Journaliste : Adrien Le Gal
La source : Gavroche
Date de publication : 09/06/2020
0

Nous publions ce portrait du père François Pochaud issu de nos archives. Canaux, bagarres, biogaz… Le prêtre auteur de Cambodge année zéro, à la retraite depuis un an, met son énergie auprès des villageois de la province de Kompong Cham, pour leur prouver que la vie « à de la valeur ».

 

« Lok Ta Ponchaud ! Lok Ta Ponchaud ! »

 

Au volant de sa voiture, « monsieur grand-père Ponchaud » salue les enfants qui l’acclament à son arrivée dans le village de Chamlak, dans la province de Kompong Cham.

 

Aucun des habitants de cette petite commune rurale n’ignore le nom de François Ponchaud.

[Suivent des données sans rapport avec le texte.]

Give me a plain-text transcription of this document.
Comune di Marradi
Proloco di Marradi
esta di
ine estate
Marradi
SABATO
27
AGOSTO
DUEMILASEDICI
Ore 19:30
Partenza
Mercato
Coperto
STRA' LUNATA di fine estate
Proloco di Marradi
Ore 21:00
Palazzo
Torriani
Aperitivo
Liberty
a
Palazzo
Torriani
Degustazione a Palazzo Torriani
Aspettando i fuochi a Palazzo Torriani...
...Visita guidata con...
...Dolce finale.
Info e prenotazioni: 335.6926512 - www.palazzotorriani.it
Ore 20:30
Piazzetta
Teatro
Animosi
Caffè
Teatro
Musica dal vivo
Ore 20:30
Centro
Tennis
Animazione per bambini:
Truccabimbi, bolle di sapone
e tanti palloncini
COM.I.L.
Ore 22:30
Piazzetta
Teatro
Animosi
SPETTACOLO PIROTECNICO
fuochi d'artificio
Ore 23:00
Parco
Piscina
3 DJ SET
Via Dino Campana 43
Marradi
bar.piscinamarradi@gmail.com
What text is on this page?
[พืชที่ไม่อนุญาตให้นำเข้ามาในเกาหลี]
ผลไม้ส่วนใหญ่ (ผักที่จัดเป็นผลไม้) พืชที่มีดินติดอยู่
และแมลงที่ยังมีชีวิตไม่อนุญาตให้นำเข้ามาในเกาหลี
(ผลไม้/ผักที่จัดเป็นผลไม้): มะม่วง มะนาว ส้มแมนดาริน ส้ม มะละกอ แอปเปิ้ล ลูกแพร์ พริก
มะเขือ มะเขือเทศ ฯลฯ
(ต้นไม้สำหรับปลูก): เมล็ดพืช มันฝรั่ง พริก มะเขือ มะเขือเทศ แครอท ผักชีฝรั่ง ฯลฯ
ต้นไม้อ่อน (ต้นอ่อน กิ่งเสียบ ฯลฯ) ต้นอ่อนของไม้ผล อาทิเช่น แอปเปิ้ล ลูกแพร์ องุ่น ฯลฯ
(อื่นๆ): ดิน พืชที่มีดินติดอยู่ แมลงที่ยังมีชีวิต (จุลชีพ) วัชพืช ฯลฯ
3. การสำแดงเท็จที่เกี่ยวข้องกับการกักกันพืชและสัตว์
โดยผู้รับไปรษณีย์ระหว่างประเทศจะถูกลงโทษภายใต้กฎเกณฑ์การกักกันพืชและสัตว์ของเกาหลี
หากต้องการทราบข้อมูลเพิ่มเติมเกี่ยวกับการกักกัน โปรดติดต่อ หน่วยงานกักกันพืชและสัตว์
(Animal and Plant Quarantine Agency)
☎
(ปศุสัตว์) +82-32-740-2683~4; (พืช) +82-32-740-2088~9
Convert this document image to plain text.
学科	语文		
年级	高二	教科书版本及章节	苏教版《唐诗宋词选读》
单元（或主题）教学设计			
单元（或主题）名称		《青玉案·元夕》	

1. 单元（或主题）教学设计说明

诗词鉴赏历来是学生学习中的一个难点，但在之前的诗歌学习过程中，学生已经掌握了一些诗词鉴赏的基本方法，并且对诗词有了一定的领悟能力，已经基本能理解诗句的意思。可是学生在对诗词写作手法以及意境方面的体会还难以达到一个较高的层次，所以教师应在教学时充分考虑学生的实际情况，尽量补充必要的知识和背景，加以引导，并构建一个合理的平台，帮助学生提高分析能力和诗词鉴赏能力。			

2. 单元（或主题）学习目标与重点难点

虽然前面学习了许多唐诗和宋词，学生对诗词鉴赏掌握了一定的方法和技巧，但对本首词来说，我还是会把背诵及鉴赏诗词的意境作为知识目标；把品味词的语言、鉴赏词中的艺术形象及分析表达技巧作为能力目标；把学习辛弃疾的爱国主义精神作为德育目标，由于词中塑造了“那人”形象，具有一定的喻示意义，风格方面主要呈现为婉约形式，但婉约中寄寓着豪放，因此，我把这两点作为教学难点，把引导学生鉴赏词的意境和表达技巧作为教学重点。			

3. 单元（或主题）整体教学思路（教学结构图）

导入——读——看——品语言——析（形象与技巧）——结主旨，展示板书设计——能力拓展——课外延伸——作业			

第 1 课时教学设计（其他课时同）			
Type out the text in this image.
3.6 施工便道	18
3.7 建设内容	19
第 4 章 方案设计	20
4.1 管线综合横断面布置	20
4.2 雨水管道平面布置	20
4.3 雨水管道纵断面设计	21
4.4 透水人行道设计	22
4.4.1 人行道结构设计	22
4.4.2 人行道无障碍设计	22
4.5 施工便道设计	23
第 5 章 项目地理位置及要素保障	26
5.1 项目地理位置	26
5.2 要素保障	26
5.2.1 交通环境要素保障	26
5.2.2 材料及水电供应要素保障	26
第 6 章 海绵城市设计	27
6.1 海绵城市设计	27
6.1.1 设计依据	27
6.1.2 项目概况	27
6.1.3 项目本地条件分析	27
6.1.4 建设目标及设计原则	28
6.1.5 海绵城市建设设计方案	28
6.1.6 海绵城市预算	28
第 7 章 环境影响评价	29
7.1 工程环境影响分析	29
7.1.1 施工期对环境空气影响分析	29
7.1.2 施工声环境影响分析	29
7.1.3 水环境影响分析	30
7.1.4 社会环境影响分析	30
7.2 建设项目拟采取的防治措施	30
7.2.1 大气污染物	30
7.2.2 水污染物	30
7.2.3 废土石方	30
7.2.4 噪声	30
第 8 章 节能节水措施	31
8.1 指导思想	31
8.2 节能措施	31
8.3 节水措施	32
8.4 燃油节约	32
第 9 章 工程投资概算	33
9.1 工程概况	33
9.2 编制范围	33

Mais ici, le prêtre catholique, qui a annoncé son départ à la retraite il y a un an, n’est pas connu comme l’auteur de Cambodge année zéro, premier témoignage dénonçant les atrocités du régime khmer rouge, publié en 1977.

 

Pour eux, il est avant tout un travailleur infatigable, qui, depuis une dizaine d’années, a entamé des travaux titanesques de réhabilitation des canaux et barrages agricoles de la région, creusés à grand peine sous Pol Pot et abandonnés après sa chute.

 

« Les Khmers rouges n’avaient pas que de mauvaises idées, lance-t-il en désignant un canal de cinq kilomètres récemment réaménagé. Mais c’est sans compter, bien sûr, les horreurs qu’a dû endurer la population, condamnée aux travaux forcés, où tout se faisait à mains nues, sans l’aide de la moindre machine. »

 

Dans la région, d’autres réalisations des Khmers rouges sont encore debout. Ce pont, par exemple, situé à l’entrée d’un village : François Ponchaud descend de sa voiture, frotte contre la pierre portant l’inscription de l’inauguration : « Achevé le 7 de la lune croissante du mois de Chès, soit le 8 juin 1977 », y lit-il. « Tout ça a été construit dans des conditions abominables. Mais au nom de quoi devrait-on se priver de s’en servir ? » Par autodérision, il s’appelle parfois lui-même le « Kamaphibal », nom donné par les Khmers rouges aux cadres du régime. Et s’amuse du surnom de « Pharaon Ponchaud Ier », que lui a trouvé le journal La Croix.

 

«De moins en moins catholique »

 

L’avenir du pays, pour lui, passe par la prospérité des campagnes. Parmi ses projets, il veut ouvrir une maison d’agriculture sur un terrain d’un hectare acheté récemment. « Il faut leur apprendre à planter des ananas et des cannes à sucre… Le riz, financièrement, ça ne rapporte pas grand-chose. Mais pour ceux qui le cultivent, il faut enseigner le système de riziculture intensive, et le repiquage immédiat des pousses… Les rendements peuvent tripler. »

 

Le projet est modeste, en comparaison de l’institut Saint-Paul, bâtiment ouvert à 120 étudiants en agriculture dans la province de Takéo par Olivier Schmitthaeusler, le nouvel évêque de Phnom Penh. Celui que l’on appelait jusque-là le « père Olivier » a pris la relève de l’évêque Émile Destombes le 15 août dernier. Lorsque l’on demande au père Ponchaud ce qu’il pense de ce prêtre alsacien, âgé de seulement 40 ans, il élude la question : « Il est très catholique, et moi de moins en moins, mais nous nous respectons et nous nous aimons comme nous sommes », lâche-t-il.

 

Depuis plusieurs années, François Ponchaud a pris quelques distances vis-à-vis de l’Église, et se permet souvent un discours critique. Lorsqu’il a pris sa retraite, c’est avec soulagement qu’il dit avoir « rendu les clés » : « Au Cambodge on assiste à la création d’une église de plus en plus cléricale, avec des gens qui ne connaissent pas grand-chose ni au bouddhisme, ni à la mentalité khmère, et qui veulent imposer leur loi aux Khmers ! »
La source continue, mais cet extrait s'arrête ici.